652434_95047374 triangleThere is a dynamic I call the ‘triangle of dysfunction’ which includes a victim, a villain and a hero. What can happen in difficult situations is there is one person who is victimized, either by themselves or by others. In the case of addiction, it could be the addict who is struggling to overcome their addiction. The young addict’s parents become completely consumed with how to help their kid get healthy and overcome their addiction.  Often times the parents do not agree on what to do. Certainly this can happen when the parents are still married and can be complicated if the parents are divorced. When the addict does something that results in serious consequences like getting arrested for possession of illegal drugs it can be difficult to determine what to do. When the call comes to the parents to help ‘bail me out of jail’ it is a very difficult situation. On one hand you do not want your child to be in jail and on the other hand you know that they need to take responsibility for their actions. If one parent says ‘no’ I won’t bail you out, and then the other parent says ‘yes’ I’ll bail you out. The one who says ‘no’ becomes the villain and the one who says ‘yes’ becomes the hero.

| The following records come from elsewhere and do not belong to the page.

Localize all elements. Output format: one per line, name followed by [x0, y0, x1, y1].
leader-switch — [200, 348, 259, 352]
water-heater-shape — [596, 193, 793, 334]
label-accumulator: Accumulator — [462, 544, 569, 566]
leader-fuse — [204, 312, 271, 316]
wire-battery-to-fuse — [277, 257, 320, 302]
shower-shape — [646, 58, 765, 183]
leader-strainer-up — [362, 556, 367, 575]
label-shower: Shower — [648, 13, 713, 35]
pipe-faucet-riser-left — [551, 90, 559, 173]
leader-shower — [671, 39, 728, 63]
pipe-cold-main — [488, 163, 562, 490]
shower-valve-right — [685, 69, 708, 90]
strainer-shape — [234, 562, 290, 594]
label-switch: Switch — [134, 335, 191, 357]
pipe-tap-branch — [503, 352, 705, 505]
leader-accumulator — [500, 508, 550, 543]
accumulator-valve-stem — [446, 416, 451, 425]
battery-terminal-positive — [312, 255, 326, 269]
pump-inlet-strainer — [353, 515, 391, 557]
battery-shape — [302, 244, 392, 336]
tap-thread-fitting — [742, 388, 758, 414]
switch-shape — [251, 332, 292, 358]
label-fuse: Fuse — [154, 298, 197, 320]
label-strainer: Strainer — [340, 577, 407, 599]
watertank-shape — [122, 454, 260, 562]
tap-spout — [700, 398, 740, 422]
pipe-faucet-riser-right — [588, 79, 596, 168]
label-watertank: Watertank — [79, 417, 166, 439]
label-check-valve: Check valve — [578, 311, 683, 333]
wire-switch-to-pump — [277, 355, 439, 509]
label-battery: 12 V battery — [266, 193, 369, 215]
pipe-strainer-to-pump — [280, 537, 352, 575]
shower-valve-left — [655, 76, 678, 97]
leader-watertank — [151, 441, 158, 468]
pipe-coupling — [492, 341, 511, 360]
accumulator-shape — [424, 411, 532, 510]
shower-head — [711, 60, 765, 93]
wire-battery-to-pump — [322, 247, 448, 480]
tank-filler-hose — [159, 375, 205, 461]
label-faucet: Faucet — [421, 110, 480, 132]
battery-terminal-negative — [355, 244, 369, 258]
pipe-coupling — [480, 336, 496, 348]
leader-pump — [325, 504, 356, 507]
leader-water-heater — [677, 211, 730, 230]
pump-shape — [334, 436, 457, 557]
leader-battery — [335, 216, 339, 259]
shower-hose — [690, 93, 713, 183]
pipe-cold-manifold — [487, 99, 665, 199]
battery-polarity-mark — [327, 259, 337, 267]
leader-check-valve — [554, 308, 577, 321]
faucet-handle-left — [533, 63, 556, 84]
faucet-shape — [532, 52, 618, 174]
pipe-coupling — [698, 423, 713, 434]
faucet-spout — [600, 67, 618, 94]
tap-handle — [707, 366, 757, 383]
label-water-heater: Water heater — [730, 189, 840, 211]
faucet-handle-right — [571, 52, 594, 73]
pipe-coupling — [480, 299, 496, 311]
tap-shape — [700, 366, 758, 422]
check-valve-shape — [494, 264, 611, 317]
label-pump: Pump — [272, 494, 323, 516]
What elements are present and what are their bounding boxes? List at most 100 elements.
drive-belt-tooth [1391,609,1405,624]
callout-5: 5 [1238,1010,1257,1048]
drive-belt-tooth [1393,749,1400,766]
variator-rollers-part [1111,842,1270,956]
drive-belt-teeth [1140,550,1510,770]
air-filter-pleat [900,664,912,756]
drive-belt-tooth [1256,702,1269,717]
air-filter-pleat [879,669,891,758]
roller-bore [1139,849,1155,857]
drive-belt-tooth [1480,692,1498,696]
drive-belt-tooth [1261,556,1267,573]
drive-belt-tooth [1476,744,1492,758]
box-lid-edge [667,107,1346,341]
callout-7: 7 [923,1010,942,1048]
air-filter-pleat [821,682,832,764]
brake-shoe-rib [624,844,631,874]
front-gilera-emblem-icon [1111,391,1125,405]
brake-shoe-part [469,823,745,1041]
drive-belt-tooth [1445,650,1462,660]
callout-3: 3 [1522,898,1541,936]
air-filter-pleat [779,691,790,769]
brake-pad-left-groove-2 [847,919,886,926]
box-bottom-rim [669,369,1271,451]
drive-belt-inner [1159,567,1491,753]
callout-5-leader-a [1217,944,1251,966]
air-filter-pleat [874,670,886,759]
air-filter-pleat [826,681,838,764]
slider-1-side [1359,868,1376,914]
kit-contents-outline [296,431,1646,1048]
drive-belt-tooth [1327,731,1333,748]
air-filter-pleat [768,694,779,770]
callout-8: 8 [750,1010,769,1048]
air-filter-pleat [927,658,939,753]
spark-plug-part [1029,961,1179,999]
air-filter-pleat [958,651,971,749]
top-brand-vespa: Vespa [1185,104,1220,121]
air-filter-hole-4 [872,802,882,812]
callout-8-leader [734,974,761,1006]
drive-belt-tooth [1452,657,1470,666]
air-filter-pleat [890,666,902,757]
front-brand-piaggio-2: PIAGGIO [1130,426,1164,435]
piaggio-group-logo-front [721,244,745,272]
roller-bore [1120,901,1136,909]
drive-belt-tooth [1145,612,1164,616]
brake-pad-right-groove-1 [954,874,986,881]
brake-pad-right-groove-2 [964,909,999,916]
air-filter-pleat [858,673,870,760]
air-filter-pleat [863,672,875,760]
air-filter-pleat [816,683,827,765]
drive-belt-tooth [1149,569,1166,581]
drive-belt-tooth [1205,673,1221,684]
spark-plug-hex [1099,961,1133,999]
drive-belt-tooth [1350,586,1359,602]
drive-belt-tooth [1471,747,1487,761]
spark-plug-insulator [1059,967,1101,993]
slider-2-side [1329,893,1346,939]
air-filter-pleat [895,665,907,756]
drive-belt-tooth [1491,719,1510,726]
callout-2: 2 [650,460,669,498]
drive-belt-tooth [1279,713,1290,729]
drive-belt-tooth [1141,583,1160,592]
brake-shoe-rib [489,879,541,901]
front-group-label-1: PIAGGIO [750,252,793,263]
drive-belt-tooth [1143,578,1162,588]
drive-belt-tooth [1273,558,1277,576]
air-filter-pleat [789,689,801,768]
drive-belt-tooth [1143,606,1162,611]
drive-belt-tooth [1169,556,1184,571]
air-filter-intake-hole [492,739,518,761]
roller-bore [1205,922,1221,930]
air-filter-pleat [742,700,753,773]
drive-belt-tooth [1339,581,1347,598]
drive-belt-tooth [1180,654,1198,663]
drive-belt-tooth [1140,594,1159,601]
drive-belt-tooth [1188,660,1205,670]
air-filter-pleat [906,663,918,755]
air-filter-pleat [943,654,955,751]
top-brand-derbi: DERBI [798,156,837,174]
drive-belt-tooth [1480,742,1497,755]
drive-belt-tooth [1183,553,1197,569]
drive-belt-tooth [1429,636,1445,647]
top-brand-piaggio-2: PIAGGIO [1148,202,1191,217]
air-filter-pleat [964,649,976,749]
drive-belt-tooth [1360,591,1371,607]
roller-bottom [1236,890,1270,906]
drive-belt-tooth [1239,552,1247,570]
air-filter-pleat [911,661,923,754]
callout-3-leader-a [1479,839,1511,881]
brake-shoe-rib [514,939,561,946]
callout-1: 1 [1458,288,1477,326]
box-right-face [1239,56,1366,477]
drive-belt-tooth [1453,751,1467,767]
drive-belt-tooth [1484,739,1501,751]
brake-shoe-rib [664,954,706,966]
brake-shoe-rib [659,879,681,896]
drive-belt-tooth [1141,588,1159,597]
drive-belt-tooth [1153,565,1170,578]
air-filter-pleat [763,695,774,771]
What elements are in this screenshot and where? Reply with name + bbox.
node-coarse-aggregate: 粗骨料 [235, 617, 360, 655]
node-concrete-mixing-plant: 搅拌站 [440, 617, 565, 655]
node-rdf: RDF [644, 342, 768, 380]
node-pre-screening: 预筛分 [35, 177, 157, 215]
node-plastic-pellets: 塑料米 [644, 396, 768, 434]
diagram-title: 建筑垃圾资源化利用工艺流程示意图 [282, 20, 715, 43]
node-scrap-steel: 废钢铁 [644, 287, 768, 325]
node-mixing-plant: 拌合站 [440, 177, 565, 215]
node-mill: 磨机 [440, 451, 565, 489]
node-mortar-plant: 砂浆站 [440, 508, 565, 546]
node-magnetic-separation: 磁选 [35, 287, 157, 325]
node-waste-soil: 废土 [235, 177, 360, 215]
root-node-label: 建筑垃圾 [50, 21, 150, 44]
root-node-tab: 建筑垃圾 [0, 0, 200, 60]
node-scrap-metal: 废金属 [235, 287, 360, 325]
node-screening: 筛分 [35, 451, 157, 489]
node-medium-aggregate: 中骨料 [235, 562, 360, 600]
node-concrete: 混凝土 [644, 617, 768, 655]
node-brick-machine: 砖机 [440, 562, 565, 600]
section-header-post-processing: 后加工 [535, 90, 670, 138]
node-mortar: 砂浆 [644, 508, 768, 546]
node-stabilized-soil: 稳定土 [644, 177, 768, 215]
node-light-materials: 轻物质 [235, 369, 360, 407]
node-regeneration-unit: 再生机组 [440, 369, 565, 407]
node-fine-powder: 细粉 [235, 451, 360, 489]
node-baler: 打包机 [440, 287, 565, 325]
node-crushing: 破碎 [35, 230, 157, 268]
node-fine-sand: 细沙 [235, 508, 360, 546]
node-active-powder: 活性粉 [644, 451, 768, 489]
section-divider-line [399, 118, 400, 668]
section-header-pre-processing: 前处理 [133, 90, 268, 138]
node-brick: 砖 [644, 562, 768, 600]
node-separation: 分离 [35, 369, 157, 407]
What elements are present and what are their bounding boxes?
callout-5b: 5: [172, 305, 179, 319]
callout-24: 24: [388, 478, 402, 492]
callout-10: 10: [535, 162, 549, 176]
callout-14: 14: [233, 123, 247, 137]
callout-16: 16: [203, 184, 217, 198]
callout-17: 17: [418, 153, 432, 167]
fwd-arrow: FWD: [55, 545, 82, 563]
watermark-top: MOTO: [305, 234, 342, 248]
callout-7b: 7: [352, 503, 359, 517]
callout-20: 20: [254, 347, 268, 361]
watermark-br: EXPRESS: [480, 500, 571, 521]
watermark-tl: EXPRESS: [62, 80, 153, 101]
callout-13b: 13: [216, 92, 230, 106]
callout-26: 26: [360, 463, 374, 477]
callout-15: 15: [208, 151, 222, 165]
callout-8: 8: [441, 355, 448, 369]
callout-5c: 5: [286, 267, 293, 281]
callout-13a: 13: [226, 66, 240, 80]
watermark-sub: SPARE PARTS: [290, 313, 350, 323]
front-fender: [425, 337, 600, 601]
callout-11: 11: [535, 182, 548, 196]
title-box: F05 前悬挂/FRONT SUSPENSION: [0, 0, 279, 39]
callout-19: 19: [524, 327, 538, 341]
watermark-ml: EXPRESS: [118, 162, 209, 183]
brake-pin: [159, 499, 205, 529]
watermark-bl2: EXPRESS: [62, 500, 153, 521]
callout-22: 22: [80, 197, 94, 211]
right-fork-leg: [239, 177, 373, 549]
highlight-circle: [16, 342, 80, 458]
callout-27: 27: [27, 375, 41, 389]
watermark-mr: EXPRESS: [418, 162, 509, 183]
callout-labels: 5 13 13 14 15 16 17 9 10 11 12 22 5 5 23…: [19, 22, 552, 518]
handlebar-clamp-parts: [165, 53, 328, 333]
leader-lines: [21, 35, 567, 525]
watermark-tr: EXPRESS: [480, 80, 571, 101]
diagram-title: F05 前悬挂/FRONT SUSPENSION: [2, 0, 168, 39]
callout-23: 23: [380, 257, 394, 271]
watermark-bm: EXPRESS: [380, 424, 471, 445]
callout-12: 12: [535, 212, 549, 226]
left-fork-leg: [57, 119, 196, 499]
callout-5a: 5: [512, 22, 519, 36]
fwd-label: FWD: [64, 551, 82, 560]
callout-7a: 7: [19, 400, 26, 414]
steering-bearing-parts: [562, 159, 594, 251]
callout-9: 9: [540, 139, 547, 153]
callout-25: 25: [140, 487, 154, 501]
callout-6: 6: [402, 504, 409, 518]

I’m not going to lobby for which is the ‘right’ thing for the parents to do, but I will lobby that a united front on what to do gets made together to avoid the ‘triangle of dysfunction’. By banding together and discussing the possible ways to handle the response and giving a united front to your kid or young adult you will avoid the chance of being played against one another. It will also show your loved one that you care enough to work together and that you are consistent. By giving different answers or reversing decisions of one parent creates a disruptive and erratic family dynamic. Keep in communication and try to agree together whenever possible. It will foster a positive relationship for all involved.